Rohde: Lassen Sie uns schauen – Sie haben das eben auch erwähnt – auf die Frage nach der Nähe und der Distanz zu Russland in diesem Wahlkampf, aber auch generell. Lukaschenkos Strategie war ja, vor Putsch­ver­suchen in den Land zu warnen, vor einem Massaker mitten in Minks, wie er es genannt hat, und er hat das auch in Zusam­menhang gebracht mit der Festnahme von 33 russi­schen Söldnern in der vorigen Woche in Belarus. Was genau steckt dahinter?

Beck: Das ist bisher relativ undurch­sichtig. Es handelt sich um Mitglieder der Gruppe Wagner. Das ist eine Söldner­truppe aus Russland, die überall dort ihre Finger drin hat, wo es Krieg und Mord gibt, sowohl bei der Krim als auch im Donbas, in Afrika und vor allen Dingen in Syrien. Es gibt verschiedene Thesen. Es sind tatsächlich 33 Männer dieser Gruppe Wagner in Minsk gewesen. Es kann sein, dass es eine ganz einfache Erklärung gibt. Aus Moskau gehen ja seit dem Lockdown fast keine Flugzeuge mehr raus, und Minsk kann als Drehscheibe genutzt worden sein. Das, was Lukaschenko versucht, herbei­zu­reden, da sollte es einen Putsch geben, und ich schütze euch vor einer Übernahme durch Moskau, halte ich nicht für plausibel, denn Putin muss nicht Lukaschenko wegput­schen. Er hat Lukaschenko doch weitgehend in der Hand, allein schon über die ökono­mische Macht, und insofern würde ich das eher für eine Finte halten. Lukaschenko bemüht diese Idee, besucht ja auch den Sicher­heits­ap­parat im Augen­blick, um zu zeigen, ich schütze euch, ich bin euer starker Mann.

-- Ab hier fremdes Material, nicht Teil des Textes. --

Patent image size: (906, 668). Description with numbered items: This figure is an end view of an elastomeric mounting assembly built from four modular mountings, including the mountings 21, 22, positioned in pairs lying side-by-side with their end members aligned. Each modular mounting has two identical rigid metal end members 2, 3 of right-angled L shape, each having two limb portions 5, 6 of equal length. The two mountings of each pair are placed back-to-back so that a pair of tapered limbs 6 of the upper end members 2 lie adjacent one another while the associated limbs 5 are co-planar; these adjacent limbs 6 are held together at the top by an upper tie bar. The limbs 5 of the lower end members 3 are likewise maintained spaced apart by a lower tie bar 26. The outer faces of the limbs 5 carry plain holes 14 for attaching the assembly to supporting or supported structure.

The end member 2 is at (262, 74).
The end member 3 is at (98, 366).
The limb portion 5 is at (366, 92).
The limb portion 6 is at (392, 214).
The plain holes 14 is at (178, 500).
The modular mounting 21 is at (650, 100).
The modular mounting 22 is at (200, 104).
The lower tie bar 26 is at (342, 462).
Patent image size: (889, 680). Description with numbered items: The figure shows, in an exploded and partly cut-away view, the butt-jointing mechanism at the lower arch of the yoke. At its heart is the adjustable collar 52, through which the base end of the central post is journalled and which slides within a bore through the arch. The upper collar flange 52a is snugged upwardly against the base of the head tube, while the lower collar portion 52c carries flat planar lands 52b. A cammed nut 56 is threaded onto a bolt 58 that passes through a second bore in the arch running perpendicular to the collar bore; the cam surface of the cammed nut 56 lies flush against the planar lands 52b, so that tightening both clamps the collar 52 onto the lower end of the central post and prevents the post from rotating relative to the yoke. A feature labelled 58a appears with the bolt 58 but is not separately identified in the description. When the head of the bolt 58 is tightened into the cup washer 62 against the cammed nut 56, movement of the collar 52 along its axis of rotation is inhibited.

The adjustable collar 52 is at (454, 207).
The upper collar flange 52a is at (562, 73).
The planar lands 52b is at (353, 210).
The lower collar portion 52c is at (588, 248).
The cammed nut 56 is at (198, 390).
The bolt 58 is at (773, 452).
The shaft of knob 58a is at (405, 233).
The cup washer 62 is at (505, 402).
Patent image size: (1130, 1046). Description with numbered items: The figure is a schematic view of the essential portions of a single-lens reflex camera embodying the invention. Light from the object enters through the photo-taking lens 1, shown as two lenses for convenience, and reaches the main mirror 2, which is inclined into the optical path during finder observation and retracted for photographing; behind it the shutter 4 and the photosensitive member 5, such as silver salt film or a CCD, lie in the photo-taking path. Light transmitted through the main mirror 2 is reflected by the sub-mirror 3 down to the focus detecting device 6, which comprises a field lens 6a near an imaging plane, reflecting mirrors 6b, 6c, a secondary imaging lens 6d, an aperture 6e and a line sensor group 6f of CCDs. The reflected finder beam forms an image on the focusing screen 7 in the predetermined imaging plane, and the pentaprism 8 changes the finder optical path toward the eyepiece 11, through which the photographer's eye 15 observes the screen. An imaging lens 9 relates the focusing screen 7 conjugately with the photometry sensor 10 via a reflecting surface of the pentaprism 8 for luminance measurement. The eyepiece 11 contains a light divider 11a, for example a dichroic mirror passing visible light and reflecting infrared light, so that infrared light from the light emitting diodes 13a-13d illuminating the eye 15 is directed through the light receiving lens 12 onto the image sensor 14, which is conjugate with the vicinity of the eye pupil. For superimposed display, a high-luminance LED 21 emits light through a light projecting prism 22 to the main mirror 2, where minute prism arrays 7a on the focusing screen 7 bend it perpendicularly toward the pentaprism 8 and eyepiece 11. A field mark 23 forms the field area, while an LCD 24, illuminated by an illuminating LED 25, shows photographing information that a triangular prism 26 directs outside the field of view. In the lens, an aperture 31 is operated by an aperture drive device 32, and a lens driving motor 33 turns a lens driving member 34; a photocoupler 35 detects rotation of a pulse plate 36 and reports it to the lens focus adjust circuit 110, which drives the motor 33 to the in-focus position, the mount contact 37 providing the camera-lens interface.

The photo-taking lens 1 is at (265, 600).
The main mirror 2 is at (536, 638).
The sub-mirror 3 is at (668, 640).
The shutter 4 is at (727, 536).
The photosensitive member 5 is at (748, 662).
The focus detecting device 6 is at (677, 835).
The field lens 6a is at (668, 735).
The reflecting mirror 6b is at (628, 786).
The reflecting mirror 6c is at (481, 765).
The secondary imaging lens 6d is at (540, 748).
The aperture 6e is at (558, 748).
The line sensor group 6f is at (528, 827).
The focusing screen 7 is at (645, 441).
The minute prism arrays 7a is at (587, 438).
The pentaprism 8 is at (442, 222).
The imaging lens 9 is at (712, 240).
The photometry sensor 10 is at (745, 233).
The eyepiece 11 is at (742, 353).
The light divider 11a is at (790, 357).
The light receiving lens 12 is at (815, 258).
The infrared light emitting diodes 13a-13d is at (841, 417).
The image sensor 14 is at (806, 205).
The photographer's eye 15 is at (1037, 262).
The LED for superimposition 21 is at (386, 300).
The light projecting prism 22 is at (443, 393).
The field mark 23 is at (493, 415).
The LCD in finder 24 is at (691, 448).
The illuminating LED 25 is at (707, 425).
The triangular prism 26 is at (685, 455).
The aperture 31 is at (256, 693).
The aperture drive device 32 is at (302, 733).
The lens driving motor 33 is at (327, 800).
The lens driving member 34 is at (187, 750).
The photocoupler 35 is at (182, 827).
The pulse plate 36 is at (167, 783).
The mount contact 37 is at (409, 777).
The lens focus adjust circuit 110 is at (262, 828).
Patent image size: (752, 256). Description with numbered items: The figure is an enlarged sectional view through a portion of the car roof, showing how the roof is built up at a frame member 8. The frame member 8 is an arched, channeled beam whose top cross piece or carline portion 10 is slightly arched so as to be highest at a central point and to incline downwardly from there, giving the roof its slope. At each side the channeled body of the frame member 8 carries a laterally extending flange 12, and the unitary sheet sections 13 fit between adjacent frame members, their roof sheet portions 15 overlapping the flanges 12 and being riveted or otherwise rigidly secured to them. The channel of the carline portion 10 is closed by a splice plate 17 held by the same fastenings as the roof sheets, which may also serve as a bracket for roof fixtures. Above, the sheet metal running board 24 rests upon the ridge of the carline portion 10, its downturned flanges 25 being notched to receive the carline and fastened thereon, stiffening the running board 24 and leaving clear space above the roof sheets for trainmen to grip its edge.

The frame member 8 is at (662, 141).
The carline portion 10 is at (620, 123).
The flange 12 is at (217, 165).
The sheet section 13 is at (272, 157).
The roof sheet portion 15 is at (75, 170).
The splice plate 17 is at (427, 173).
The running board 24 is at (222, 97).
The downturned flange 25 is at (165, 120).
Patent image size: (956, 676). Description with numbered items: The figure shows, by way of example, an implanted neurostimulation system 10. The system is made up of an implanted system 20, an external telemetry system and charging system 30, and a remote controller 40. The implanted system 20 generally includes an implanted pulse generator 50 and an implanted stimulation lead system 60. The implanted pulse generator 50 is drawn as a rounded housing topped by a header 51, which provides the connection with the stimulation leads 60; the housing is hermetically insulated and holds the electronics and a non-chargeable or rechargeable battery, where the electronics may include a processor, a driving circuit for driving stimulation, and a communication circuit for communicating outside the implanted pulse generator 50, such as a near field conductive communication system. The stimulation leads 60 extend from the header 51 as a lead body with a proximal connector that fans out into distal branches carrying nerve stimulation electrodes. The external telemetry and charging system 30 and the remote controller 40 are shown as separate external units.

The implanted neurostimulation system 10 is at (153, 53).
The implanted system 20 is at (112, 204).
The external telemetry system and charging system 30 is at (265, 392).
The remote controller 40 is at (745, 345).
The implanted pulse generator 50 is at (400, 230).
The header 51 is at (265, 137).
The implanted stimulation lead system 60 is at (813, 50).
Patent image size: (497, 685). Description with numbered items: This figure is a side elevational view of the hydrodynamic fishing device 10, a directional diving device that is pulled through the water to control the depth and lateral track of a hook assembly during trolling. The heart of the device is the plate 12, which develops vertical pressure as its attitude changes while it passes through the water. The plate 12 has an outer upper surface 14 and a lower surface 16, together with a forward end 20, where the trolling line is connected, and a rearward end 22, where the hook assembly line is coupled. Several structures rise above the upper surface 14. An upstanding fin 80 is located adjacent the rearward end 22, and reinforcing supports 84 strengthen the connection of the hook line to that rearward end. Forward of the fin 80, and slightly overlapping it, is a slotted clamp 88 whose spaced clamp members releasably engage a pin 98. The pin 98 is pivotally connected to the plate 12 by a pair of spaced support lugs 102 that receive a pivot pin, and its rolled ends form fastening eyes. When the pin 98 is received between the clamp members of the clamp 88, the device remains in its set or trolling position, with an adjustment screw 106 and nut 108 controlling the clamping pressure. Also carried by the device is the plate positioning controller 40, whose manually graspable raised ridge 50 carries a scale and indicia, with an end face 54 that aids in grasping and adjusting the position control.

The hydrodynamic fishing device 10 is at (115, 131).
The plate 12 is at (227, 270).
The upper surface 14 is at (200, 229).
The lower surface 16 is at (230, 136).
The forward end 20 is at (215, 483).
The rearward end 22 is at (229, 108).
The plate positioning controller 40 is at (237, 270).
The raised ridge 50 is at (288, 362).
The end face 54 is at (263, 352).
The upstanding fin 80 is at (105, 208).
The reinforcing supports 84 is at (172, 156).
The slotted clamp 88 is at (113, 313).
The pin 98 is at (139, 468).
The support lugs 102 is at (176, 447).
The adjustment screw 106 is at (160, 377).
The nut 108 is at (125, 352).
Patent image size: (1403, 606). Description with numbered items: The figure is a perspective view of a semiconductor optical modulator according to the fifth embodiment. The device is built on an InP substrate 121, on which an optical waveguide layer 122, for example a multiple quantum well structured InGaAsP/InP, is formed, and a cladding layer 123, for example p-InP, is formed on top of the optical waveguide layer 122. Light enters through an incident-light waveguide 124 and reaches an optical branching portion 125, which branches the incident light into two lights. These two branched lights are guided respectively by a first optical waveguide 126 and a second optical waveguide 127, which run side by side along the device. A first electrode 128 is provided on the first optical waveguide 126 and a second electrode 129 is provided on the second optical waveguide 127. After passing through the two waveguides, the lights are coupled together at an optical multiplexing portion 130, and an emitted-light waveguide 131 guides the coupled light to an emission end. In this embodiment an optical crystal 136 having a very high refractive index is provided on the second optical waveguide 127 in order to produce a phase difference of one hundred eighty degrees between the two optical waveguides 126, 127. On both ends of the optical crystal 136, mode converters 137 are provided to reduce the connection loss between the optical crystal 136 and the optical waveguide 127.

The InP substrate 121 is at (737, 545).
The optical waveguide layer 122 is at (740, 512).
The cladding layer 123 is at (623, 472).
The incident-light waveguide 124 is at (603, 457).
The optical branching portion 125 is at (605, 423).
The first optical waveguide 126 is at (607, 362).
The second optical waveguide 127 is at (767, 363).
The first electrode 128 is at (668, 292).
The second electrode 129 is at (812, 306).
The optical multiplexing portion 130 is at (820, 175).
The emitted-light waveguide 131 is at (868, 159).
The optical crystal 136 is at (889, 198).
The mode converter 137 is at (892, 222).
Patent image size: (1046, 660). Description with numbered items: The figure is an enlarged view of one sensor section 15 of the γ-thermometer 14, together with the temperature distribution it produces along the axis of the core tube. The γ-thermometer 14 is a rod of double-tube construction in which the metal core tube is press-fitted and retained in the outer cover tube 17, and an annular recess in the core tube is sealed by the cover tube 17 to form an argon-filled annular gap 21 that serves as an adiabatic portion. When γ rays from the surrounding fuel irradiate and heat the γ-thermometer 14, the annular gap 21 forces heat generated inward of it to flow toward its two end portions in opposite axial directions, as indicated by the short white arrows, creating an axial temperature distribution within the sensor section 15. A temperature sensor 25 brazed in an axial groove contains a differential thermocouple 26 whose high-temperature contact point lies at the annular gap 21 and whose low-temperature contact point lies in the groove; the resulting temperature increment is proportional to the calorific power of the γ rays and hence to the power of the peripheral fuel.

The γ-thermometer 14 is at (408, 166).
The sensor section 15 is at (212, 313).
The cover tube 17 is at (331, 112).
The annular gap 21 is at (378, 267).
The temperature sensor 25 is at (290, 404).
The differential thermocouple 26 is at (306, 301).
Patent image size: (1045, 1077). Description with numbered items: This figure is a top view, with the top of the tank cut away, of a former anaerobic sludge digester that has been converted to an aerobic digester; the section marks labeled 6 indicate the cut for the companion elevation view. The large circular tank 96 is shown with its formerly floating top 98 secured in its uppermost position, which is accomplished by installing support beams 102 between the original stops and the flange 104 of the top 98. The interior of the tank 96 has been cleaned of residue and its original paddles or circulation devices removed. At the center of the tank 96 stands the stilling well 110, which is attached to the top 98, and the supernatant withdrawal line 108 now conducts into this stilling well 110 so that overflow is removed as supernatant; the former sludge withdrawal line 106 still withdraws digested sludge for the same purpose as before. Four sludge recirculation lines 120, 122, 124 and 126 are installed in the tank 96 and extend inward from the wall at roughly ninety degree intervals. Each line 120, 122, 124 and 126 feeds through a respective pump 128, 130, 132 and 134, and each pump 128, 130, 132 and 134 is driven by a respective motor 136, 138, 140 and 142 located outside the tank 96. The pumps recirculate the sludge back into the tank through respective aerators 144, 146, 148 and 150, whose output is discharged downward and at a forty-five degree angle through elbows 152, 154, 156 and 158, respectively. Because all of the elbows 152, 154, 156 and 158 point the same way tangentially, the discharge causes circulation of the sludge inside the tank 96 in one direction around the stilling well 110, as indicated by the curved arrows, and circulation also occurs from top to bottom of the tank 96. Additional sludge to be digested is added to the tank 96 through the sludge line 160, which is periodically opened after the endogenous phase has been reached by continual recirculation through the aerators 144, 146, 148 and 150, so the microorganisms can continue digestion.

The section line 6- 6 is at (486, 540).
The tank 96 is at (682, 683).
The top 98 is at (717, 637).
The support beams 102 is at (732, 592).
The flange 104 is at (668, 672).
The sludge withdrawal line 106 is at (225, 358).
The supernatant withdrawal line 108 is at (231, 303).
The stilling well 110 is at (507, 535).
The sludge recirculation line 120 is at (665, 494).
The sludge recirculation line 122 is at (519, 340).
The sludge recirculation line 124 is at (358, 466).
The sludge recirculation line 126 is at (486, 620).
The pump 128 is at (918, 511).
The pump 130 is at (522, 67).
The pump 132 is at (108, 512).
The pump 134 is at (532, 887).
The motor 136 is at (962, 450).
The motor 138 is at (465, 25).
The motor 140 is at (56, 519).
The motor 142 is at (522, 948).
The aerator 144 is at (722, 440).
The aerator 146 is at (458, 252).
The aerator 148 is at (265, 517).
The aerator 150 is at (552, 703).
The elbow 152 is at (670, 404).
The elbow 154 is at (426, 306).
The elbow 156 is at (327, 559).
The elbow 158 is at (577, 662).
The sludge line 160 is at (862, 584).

Lukaschenko wird für Wunsch­er­gebnis sorgen

Rohde: Frau Beck, noch kurz eine Frage mit Bitte um eine kurze Antwort: Die Wahl findet ja erstmals ohne Beobachter der OSZE statt, die Opposition befürchtet jetzt schon Wahlbetrug. Stimmt Stalins Spruch weiterhin, dass es in Belarus nicht darauf ankommt, wer wählt, sondern wer die Stimmen auszählt?

Beck: Aber hallo! Die Wahllokale sind eine Woche offen. Können Sie sich das vorstellen, dass eine Woche Urnen in Schulen und sonst wo stehen unbewacht, was man da alles treiben kann? Eine Woche sind die Urnen offen, und insofern wird Herr Lukaschenko dafür sorgen, dass das Ergebnis nach außen so aussieht, wie er es sich wünscht.